SM4CC SERIES: REFUSE DUMPS TO GARBAGE ISLANDS

The above picture represents all the farewell or welcome I receive leaving or entering the building I live in. This, this eyesore, has being a constant source of worry and all efforts put in to rectify this have been frustrated – the extra trash bins have not been provided neither have the LAWMA officials increased their pick up rounds. Any time I see the above, the pictures, I make a deliberate and conscious effort not to be sad. Haba!

What does it take for the LAWMA officials to have a number or something which Lagosians can call as soon as they have sufficient trash? Why wait for their bi-weekly runs? Two weeks is a long time to leave refuse lying around, especially for a state like Lagos, where the rain comes, our drainages get blocked and then, flooding. Which reminds me, please let’s stop clearing our drainages (gutters) and then leave the waste by the roadside.
Going around my neighborhood, such heaps exist everywhere. Hence, I have often tried to imagine if other residents are faced with the same situation and complained as often as I have to no avail. Now, try and imagine if this is the situation in some areas of Lagos, it is a recipe for disaster. Please, effective and prompt disposal of waste would go a long way in avoiding/fighting floods.
It’s such a relief I’ve being able to put this out there, thanks to an article I came across sometime in the past month. The write up spoke about the Great Pacific Garbage Patch, which somehow I have never heard about but brought to mind the floating debris I see on the Lagoon whenever I’m on the Third Mainland Bridge.
Of course, I got online and read as much as I could, a link to a short and educative read is below, and found out there’s an Atlantic Garbage Patch too. I don’t know if it is a good thing or not that for now, it is on the North Atlantic i.e. around America, Cuba etc. All I know is attention needs to be paid to this. Why?

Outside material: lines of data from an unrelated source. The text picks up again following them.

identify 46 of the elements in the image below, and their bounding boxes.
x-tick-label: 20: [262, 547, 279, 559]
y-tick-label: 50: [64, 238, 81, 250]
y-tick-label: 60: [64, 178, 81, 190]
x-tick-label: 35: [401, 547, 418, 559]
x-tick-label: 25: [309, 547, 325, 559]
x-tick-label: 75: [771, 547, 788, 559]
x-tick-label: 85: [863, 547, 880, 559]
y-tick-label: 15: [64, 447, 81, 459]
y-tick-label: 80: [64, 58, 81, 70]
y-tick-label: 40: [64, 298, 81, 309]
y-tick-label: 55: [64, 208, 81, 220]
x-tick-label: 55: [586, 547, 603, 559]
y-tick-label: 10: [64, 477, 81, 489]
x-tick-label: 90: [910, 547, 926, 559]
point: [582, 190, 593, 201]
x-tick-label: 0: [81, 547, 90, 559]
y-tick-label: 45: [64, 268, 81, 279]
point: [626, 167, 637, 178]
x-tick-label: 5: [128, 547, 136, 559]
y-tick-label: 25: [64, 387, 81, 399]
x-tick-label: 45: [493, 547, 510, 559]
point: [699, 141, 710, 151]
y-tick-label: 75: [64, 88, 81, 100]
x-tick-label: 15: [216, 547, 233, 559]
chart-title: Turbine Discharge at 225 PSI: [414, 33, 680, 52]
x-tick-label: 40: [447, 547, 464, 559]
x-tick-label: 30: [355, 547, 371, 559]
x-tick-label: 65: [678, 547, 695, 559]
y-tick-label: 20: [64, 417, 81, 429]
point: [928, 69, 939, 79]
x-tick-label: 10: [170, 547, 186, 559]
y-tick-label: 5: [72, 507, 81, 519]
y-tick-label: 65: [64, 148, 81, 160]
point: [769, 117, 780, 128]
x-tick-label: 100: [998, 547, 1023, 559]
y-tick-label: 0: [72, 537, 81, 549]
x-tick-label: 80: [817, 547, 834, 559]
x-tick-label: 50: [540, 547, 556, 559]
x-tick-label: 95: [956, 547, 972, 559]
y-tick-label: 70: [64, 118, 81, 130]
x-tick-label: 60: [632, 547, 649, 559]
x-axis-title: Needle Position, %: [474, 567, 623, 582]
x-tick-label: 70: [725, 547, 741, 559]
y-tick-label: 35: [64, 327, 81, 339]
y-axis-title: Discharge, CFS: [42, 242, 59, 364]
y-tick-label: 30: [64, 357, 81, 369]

I mentioned noticing smaller garbage patches on the Lagos Lagoon earlier, I don’t know too much of geography but I do know that the Lagoon empties into the Atlantic Ocean via the Lagos Harbor.  It isn’t too much of a stretch to say the all that garbage empties into the Atlantic, is it? It is a post for another day but early findings and investigations show that, waste management in Lagos isn’t “all that”, what is done with all the waste? Where does it go?